Drug Court keeps abusers out of jail and prison
By KURT HAUGLIE
For The Daily News
HOUGHTON – For Houghton County 97th District Court Judge Mark Wisti, locking up people with substance abuse problems who end up in the criminal justice system is not only a waste of time, it’s ineffective as prevention.
Wisti said the idea of a drug court is to deal with defendants who come into the court system with substance abuse problems as having a health issue rather than a criminal issue.
Houghton County began its drug court system in district court in October, Wisti said. However, as early as July, he was dealing with some defendants as though they were going through a drug court.
According to the website of the National Association of Drug Court Professionals, the first drug court was implemented in 1989 in Miami-Dade County, Fla. Those working in the justice system there decided since the same people were ending up in criminal court because of substance abuse offenses, a different system based on treatment and recovery, rather than incarceration, was needed. There are now almost 3,000 drug courts in the United States and its territories.
“It’s primarily a reaction to the War on Drugs,” Wisti said.
The War on Drugs began under President Ronald Reagan, and targeted not only drug traffickers and dealers, but also users, imposing harsh jail and prison sentences on all.
At the start of the War on Drugs there were about 300,000 people incarcerated for drug offenses in the United States, Wisti said. Now, that number has grown to about 2.2 million, with about 1.5 million being people with substance abuse problems.
“The social cost of this is enormous,” he said. “You’ve stuck the problem of addiction on the criminal justice system.”
In order to appear in drug court locally, Wisti, who presides over the court in the district court room in the Houghton County building, said the defendant’s crime must be related to addiction. The person has to be evaluated by professionals who deal with substance abuse issues. The court is a partnership of district court, the probation department, Phoenix House substance abuse treatment facility, Dial Help, Self-Management and Recovery Training, Copper Country Mental Health, the Houghton County Sheriff’s Office, the county prosecutors and defense attorneys.
“We meet every two weeks,” he said.
Baraga, Gogebic, Houghton and Ontonagon counties are Region 1 of four regions in the state, and it’s the only one operating so far, Wisti said.
“The state of Michigan is going to require every county to have one,” he said.
The drug court deals with abusers of all drugs, Wisti said, including alcohol.
“The state is more interested in us working with drunk drivers,” he said. “The main reason is they kill more people.”
Wisti said the drug court is non-confrontational and is intended to help people who are involved with the criminal justice system because of substance abuse.

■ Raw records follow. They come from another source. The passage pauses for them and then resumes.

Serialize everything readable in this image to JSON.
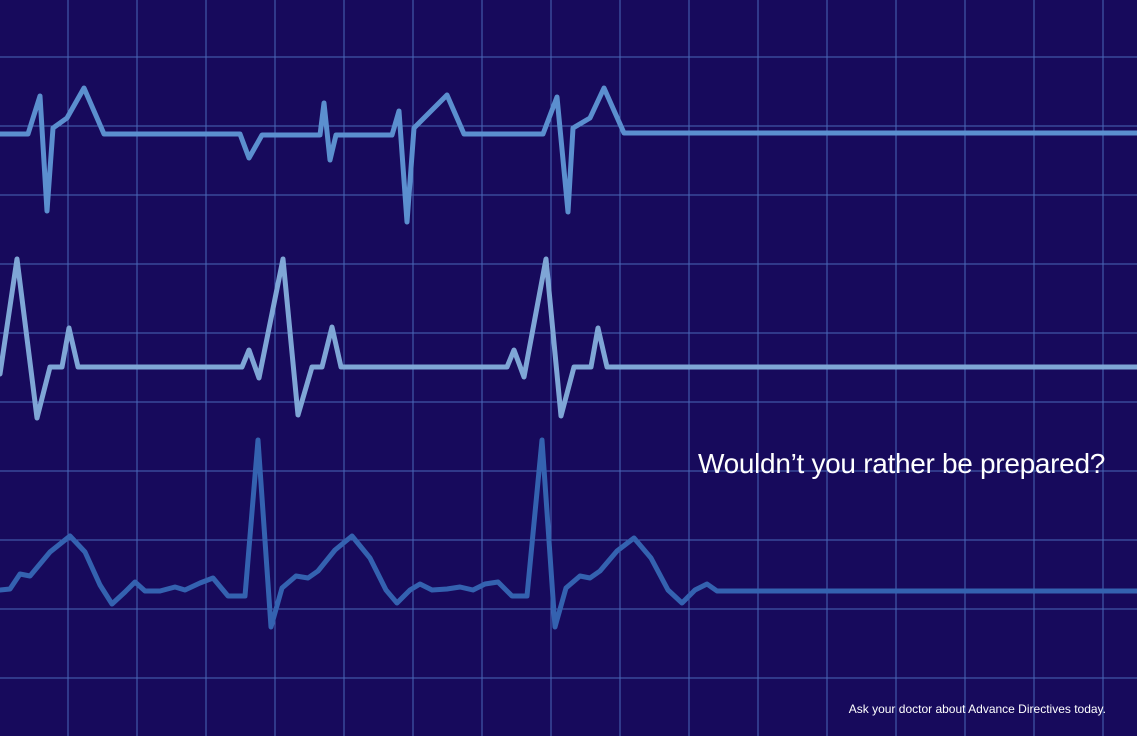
{
  "ad": {
    "headline": "Wouldn’t you rather be prepared?",
    "tagline": "Ask your doctor about Advance Directives today."
  },
  "colors": {
    "background": "#170a5c",
    "grid": "#4a68b8",
    "trace_1": "#5b8fcf",
    "trace_2": "#7fa6d6",
    "trace_3": "#3462b0"
  },
  "traces": [
    {
      "name": "ecg-trace-1",
      "color_key": "trace_1",
      "flatline": true
    },
    {
      "name": "ecg-trace-2",
      "color_key": "trace_2",
      "flatline": true
    },
    {
      "name": "ecg-trace-3",
      "color_key": "trace_3",
      "flatline": true
    }
  ]
}
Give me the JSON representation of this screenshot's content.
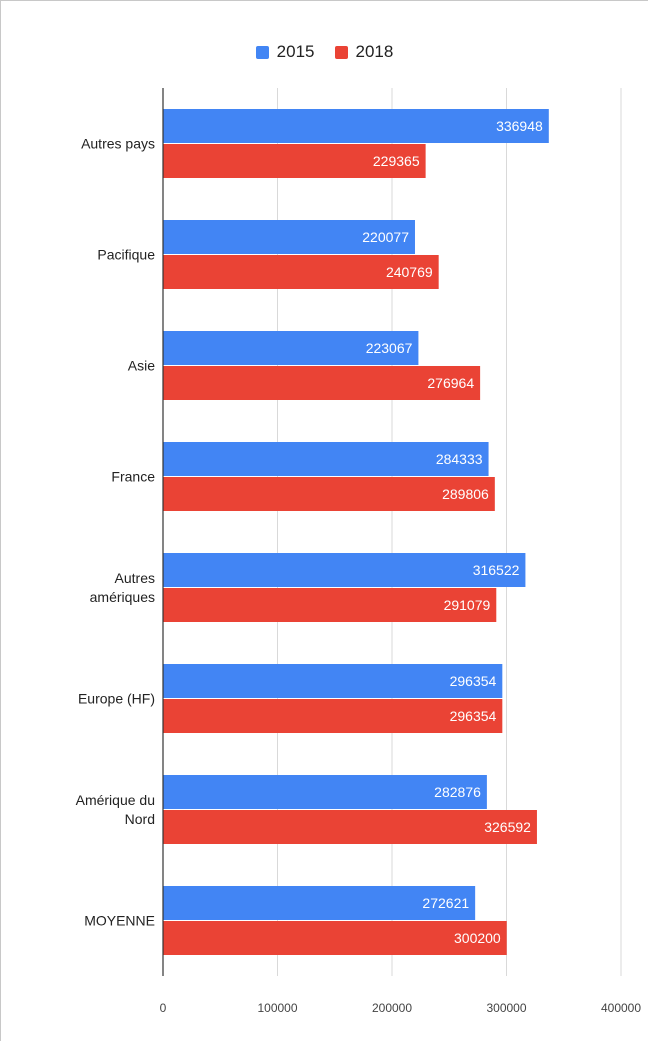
{
  "chart_data": {
    "type": "bar",
    "orientation": "horizontal",
    "categories": [
      "Autres pays",
      "Pacifique",
      "Asie",
      "France",
      "Autres amériques",
      "Europe (HF)",
      "Amérique du Nord",
      "MOYENNE"
    ],
    "category_lines": [
      [
        "Autres pays"
      ],
      [
        "Pacifique"
      ],
      [
        "Asie"
      ],
      [
        "France"
      ],
      [
        "Autres",
        "amériques"
      ],
      [
        "Europe (HF)"
      ],
      [
        "Amérique du",
        "Nord"
      ],
      [
        "MOYENNE"
      ]
    ],
    "series": [
      {
        "name": "2015",
        "color": "#4285f4",
        "values": [
          336948,
          220077,
          223067,
          284333,
          316522,
          296354,
          282876,
          272621
        ]
      },
      {
        "name": "2018",
        "color": "#ea4335",
        "values": [
          229365,
          240769,
          276964,
          289806,
          291079,
          296354,
          326592,
          300200
        ]
      }
    ],
    "xlim": [
      0,
      400000
    ],
    "xticks": [
      0,
      100000,
      200000,
      300000,
      400000
    ],
    "grid": true,
    "legend_position": "top"
  }
}
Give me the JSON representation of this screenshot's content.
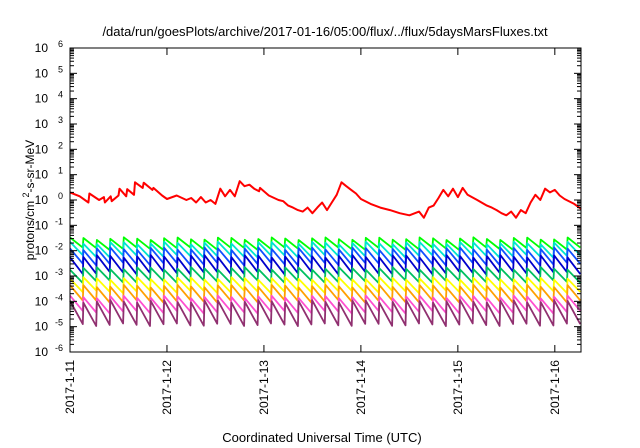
{
  "chart_data": {
    "type": "line",
    "title": "/data/run/goesPlots/archive/2017-01-16/05:00/flux/../flux/5daysMarsFluxes.txt",
    "xlabel": "Coordinated Universal Time (UTC)",
    "ylabel": "protons/cm²-s-sr-MeV",
    "y_scale": "log",
    "ylim": [
      1e-06,
      1000000.0
    ],
    "xlim": [
      0,
      5.27
    ],
    "x_unit": "days since 2017-1-11",
    "y_ticks": [
      {
        "base": "10",
        "exp": "-6",
        "value": 1e-06
      },
      {
        "base": "10",
        "exp": "-5",
        "value": 1e-05
      },
      {
        "base": "10",
        "exp": "-4",
        "value": 0.0001
      },
      {
        "base": "10",
        "exp": "-3",
        "value": 0.001
      },
      {
        "base": "10",
        "exp": "-2",
        "value": 0.01
      },
      {
        "base": "10",
        "exp": "-1",
        "value": 0.1
      },
      {
        "base": "10",
        "exp": "0",
        "value": 1
      },
      {
        "base": "10",
        "exp": "1",
        "value": 10.0
      },
      {
        "base": "10",
        "exp": "2",
        "value": 100.0
      },
      {
        "base": "10",
        "exp": "3",
        "value": 1000.0
      },
      {
        "base": "10",
        "exp": "4",
        "value": 10000.0
      },
      {
        "base": "10",
        "exp": "5",
        "value": 100000.0
      },
      {
        "base": "10",
        "exp": "6",
        "value": 1000000.0
      }
    ],
    "x_ticks": [
      {
        "label": "2017-1-11",
        "value": 0
      },
      {
        "label": "2017-1-12",
        "value": 1
      },
      {
        "label": "2017-1-13",
        "value": 2
      },
      {
        "label": "2017-1-14",
        "value": 3
      },
      {
        "label": "2017-1-15",
        "value": 4
      },
      {
        "label": "2017-1-16",
        "value": 5
      }
    ],
    "grid": false,
    "legend": "none",
    "series": [
      {
        "color": "#ff0000",
        "x": [
          0,
          0.1,
          0.19,
          0.2,
          0.3,
          0.35,
          0.36,
          0.42,
          0.43,
          0.5,
          0.51,
          0.58,
          0.59,
          0.66,
          0.67,
          0.75,
          0.76,
          0.85,
          0.86,
          0.95,
          1.0,
          1.1,
          1.2,
          1.25,
          1.3,
          1.35,
          1.4,
          1.45,
          1.5,
          1.55,
          1.6,
          1.65,
          1.7,
          1.75,
          1.8,
          1.85,
          1.9,
          1.95,
          1.96,
          2.05,
          2.15,
          2.2,
          2.25,
          2.3,
          2.35,
          2.4,
          2.45,
          2.5,
          2.55,
          2.6,
          2.65,
          2.7,
          2.75,
          2.8,
          2.85,
          2.9,
          2.95,
          3.0,
          3.1,
          3.2,
          3.3,
          3.4,
          3.5,
          3.6,
          3.65,
          3.7,
          3.75,
          3.8,
          3.85,
          3.9,
          3.95,
          4.0,
          4.05,
          4.1,
          4.2,
          4.3,
          4.35,
          4.4,
          4.45,
          4.5,
          4.55,
          4.6,
          4.65,
          4.7,
          4.75,
          4.8,
          4.85,
          4.9,
          4.95,
          5.0,
          5.05,
          5.1,
          5.2,
          5.27
        ],
        "values": [
          2.0,
          1.4,
          0.8,
          1.8,
          1.0,
          1.3,
          0.8,
          1.4,
          0.9,
          1.5,
          2.8,
          1.4,
          2.7,
          1.6,
          5.0,
          3.0,
          4.8,
          2.5,
          3.0,
          1.5,
          1.1,
          1.5,
          1.0,
          1.2,
          0.8,
          1.3,
          0.8,
          1.0,
          0.7,
          2.8,
          1.4,
          2.5,
          1.4,
          5.5,
          3.5,
          4.0,
          2.8,
          2.2,
          3.0,
          1.5,
          1.0,
          0.9,
          0.6,
          0.5,
          0.4,
          0.35,
          0.5,
          0.3,
          0.5,
          0.8,
          0.4,
          0.8,
          1.6,
          5.0,
          3.5,
          2.5,
          1.8,
          1.1,
          0.7,
          0.5,
          0.4,
          0.3,
          0.25,
          0.35,
          0.2,
          0.5,
          0.6,
          1.2,
          2.5,
          1.4,
          2.8,
          1.3,
          3.0,
          1.6,
          1.0,
          0.6,
          0.5,
          0.4,
          0.3,
          0.25,
          0.35,
          0.2,
          0.4,
          0.3,
          0.8,
          1.6,
          1.0,
          2.8,
          2.0,
          2.5,
          1.5,
          1.1,
          0.7,
          0.45
        ]
      },
      {
        "color": "#00ff00",
        "peak": 0.03,
        "drop": 0.4,
        "teeth": 38
      },
      {
        "color": "#00e5d0",
        "peak": 0.02,
        "drop": 0.3,
        "teeth": 38
      },
      {
        "color": "#1050ff",
        "peak": 0.012,
        "drop": 0.25,
        "teeth": 38
      },
      {
        "color": "#0000cc",
        "peak": 0.006,
        "drop": 0.22,
        "teeth": 38
      },
      {
        "color": "#00c060",
        "peak": 0.002,
        "drop": 0.3,
        "teeth": 38
      },
      {
        "color": "#ffff00",
        "peak": 0.0008,
        "drop": 0.3,
        "teeth": 38
      },
      {
        "color": "#ffa000",
        "peak": 0.0004,
        "drop": 0.25,
        "teeth": 38
      },
      {
        "color": "#ff4fd0",
        "peak": 0.00015,
        "drop": 0.25,
        "teeth": 38
      },
      {
        "color": "#903070",
        "peak": 0.0001,
        "drop": 0.12,
        "teeth": 38
      }
    ]
  }
}
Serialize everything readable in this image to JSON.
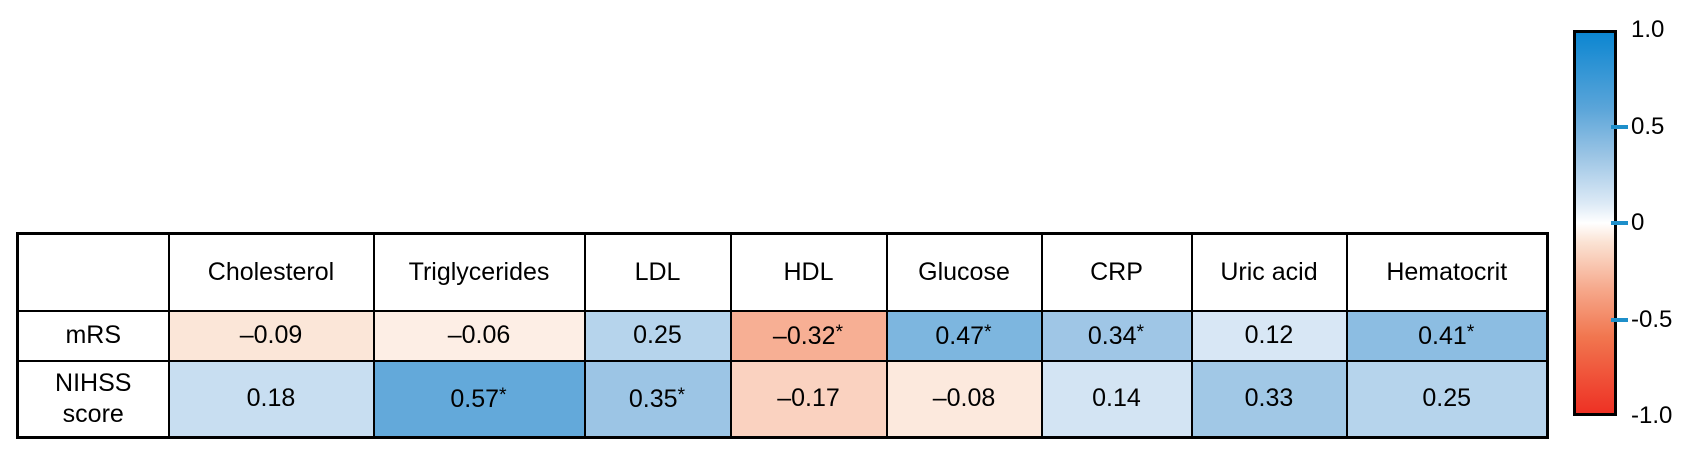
{
  "chart_data": {
    "type": "heatmap",
    "title": "",
    "corner_label": "",
    "columns": [
      "Cholesterol",
      "Triglycerides",
      "LDL",
      "HDL",
      "Glucose",
      "CRP",
      "Uric acid",
      "Hematocrit"
    ],
    "rows": [
      {
        "label": "mRS",
        "values": [
          -0.09,
          -0.06,
          0.25,
          -0.32,
          0.47,
          0.34,
          0.12,
          0.41
        ],
        "significant": [
          false,
          false,
          false,
          true,
          true,
          true,
          false,
          true
        ]
      },
      {
        "label": "NIHSS\nscore",
        "values": [
          0.18,
          0.57,
          0.35,
          -0.17,
          -0.08,
          0.14,
          0.33,
          0.25
        ],
        "significant": [
          false,
          true,
          true,
          false,
          false,
          false,
          false,
          false
        ]
      }
    ],
    "value_range": [
      -1,
      1
    ],
    "minus_glyph": "–",
    "significance_glyph": "*",
    "colorbar": {
      "position": "right",
      "tick_labels": [
        "1.0",
        "0.5",
        "0",
        "-0.5",
        "-1.0"
      ],
      "tick_values": [
        1,
        0.5,
        0,
        -0.5,
        -1
      ]
    },
    "colormap": {
      "positive_stops": [
        [
          0,
          "#ffffff"
        ],
        [
          0.1,
          "#ddeaf6"
        ],
        [
          0.35,
          "#9cc5e5"
        ],
        [
          0.6,
          "#5ba5d9"
        ],
        [
          1,
          "#0c86d1"
        ]
      ],
      "negative_stops": [
        [
          0,
          "#ffffff"
        ],
        [
          0.1,
          "#fbe3d4"
        ],
        [
          0.35,
          "#f6a88b"
        ],
        [
          0.6,
          "#f1764f"
        ],
        [
          1,
          "#ee3124"
        ]
      ],
      "tick_color": "#1e8fca",
      "border_color": "#000000",
      "text_color": "#000000"
    }
  }
}
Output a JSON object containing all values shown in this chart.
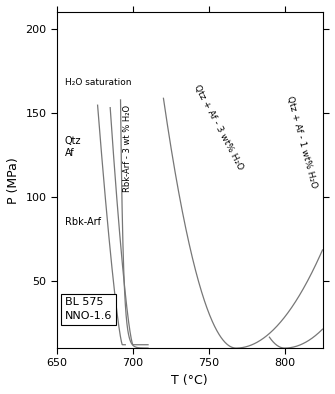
{
  "xlim": [
    650,
    825
  ],
  "ylim": [
    10,
    210
  ],
  "xlabel": "T (°C)",
  "ylabel": "P (MPa)",
  "xticks": [
    650,
    700,
    750,
    800
  ],
  "yticks": [
    50,
    100,
    150,
    200
  ],
  "annotation_H2O_sat": "H₂O saturation",
  "annotation_Rbk_Arf_3wt": "Rbk-Arf - 3 wt % H₂O",
  "annotation_Qtz_Af_3wt": "Qtz + Af - 3 wt% H₂O",
  "annotation_Qtz_Af_1wt": "Qtz + Af - 1 wt% H₂O",
  "line_color": "#777777",
  "figsize": [
    3.35,
    3.94
  ],
  "dpi": 100
}
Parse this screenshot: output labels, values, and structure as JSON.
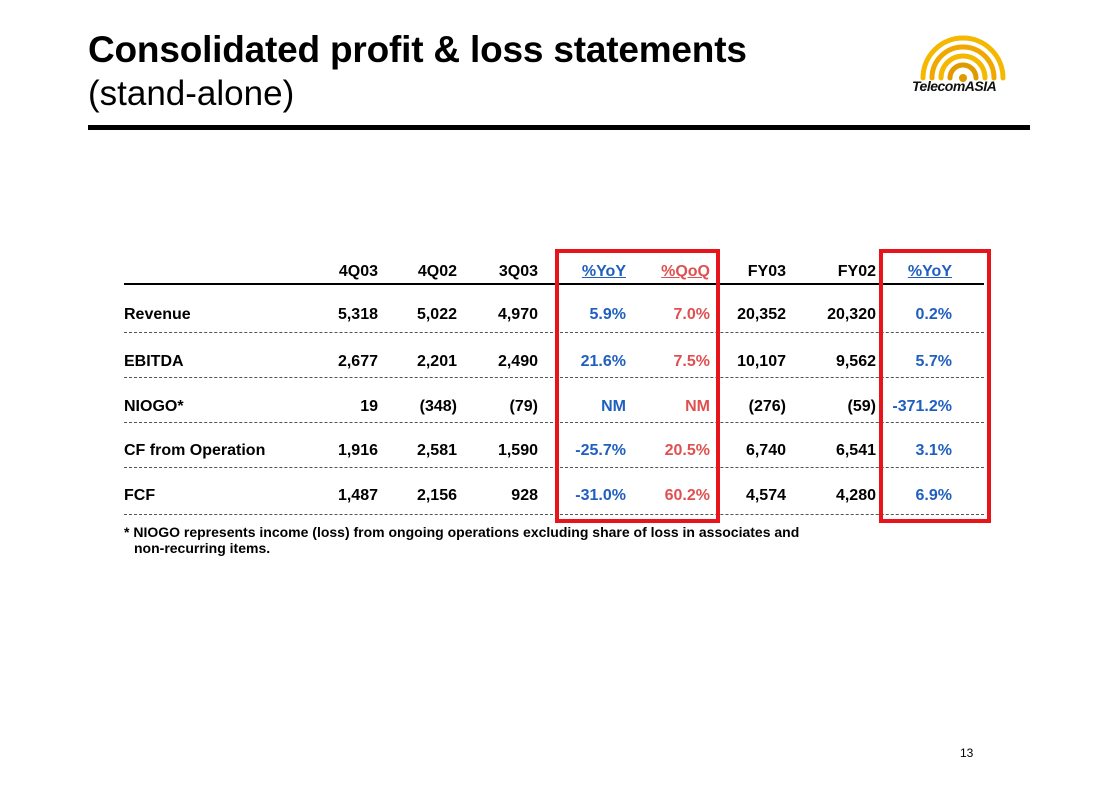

“This is intended for hardcore people,” he said. “Almost everyone of them has been through drug treatment plans.”
Those who go through drug court must go through five phases of drug and alcohol testing and other requirements, including meeting regularly with probation officers and case managers, Wisti said. In order to move on to a subsequent phase, the person must be sober for 90 days. The entire program last 15 months, and those taking part in the program are closely monitored.
“This is not easier than going to jail,” he said. “They’re constantly tested. It’s not hugs for thugs.”
Despite that, Wisti said some defendants actually ask for drug court.
Although the intention of drug court is to help people get over their addictions and keep them out of the criminal justice system, Wisti said there are graduated sanctions for violators, including jail time and community service.
There are currently 16 people going through the local drug court system, Wisti said, and there have been four sanctions.
Since October, Wisti said the local drug court has saved 500 jail days, which is a significant money savings.
The local drug court is funded by a federal grant administered by the state, Wisti said. Early on, the local court needed an extra $7,000 for administration costs, which the Houghton County Board of Commissioners voted unanimously to provide.
Wisti said drug courts generally are successful in keeping offenders from coming back into the criminal justice system.
“This dramatically cuts down on recidivism,” he said. “It halves it at least.”
He’s been very pleased early on with the value of the local drug court, Wisti said.
“It appears to be going so well, it’s hard to believe,” he said.
Wisti said the war on drugs has been a huge waste of money and resources regarding substance abusers, and he hopes the drug court concept will help change that way of thinking in the country.
“Future generations are going to look at the war on drugs the way we look at the Salem witch trials,” he said.